Pengagungan digemakan, kerak tak bisa dibersihkan sesempurna mungkin, masih aja ada sisanya walau sedikit dari kotoran masa lalu dan rasa rasa lainnya. Mungkin paling nyaman mengkondisikan dirilah yang harus lebih utama diperhitungkan, jangan kritisi pihak lain dulu.
Kapal yang kuat akan tetap maju meski kerusakan yang diterima hampir menenggelamkannya, asupan itu rasa sakit, pengkhianatan, diskriminasi dan semacamnya. Tetaplah memaafkan meski sakit, kita ini manusia bukan Pencipta alam semesta.
Anggaplah penyegeraan siksaan yang terasa seperti tak berujung sebagai penghapusan untuk melangkah ke depan agar bisa lebih memaafkan dan tetap terus memaafkan seberat atau se-sesak apa pun hati menghadapinya.

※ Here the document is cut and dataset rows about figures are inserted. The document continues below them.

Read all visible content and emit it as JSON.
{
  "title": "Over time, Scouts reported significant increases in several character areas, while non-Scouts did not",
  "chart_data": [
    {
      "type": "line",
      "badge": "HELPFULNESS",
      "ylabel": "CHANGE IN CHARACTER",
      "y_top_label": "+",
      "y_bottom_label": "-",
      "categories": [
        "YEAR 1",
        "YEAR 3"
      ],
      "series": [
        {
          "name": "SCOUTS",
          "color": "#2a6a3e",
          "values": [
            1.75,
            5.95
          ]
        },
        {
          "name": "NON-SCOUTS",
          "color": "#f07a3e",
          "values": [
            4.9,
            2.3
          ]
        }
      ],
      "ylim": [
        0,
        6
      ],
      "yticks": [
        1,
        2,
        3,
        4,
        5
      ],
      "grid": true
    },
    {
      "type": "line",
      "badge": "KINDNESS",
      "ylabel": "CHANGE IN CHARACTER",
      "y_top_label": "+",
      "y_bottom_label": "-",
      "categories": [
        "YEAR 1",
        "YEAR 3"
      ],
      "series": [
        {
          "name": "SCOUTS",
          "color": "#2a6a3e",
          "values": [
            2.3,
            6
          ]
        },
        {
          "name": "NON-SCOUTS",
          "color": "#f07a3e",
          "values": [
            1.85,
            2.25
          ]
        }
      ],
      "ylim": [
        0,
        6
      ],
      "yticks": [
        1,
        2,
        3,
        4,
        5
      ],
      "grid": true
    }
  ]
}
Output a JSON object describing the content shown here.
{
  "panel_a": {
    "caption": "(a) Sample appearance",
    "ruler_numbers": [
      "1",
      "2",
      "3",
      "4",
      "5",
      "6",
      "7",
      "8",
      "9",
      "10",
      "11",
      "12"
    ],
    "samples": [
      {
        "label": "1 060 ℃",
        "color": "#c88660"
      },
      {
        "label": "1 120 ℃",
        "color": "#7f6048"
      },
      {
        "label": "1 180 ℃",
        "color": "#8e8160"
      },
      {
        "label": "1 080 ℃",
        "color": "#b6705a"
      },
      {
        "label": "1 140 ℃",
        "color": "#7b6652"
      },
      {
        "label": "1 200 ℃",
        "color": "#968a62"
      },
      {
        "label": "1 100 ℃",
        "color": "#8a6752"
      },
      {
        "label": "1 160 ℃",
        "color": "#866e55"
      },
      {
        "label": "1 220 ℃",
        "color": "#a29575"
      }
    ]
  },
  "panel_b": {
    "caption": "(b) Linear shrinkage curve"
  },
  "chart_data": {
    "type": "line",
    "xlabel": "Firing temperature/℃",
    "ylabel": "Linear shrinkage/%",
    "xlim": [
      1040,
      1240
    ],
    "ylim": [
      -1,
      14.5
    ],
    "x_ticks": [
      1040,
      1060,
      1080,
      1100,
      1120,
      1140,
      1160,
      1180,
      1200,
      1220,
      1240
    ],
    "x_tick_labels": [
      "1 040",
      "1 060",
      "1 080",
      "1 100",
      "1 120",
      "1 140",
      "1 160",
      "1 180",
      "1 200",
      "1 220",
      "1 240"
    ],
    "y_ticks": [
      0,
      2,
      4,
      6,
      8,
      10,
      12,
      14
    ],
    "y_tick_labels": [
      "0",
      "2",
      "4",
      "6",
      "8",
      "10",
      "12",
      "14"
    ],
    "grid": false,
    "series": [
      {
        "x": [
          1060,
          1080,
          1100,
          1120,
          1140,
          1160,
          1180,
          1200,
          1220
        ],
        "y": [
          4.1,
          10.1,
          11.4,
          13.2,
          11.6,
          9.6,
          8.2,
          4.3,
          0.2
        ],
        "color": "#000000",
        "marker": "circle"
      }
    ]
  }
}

Buah dari kelalaian inilah yang menjadikan rasa sesal itu seolah menyatu dengan jiwa dan raga. Jadikan rasa sakit itu sebagai bahan bakar perubahan untuk lebih baik lagi dalam banyak hal, terutama bersikap ketika tak ada seorang pun di sisi.
Pengagungan itu digemakan di hari raya tahun 1443 Hijriyah atau 2022 Masehi. Sebanyak apa pun materi yang diperoleh jika keluarga tak di sisi, materi itu pun seakan memaksamatikan rasa yang seharusnya ada. Tak apa nikmatilah.
Hanya karena tidak tahu kalau kelalaian ini sebenarnya bukan hanya berperan sebagai siksaan tapi ... Juga sebagai media perbandingan dari saudara-saudari yang tak sempat punya keluarga di dunia.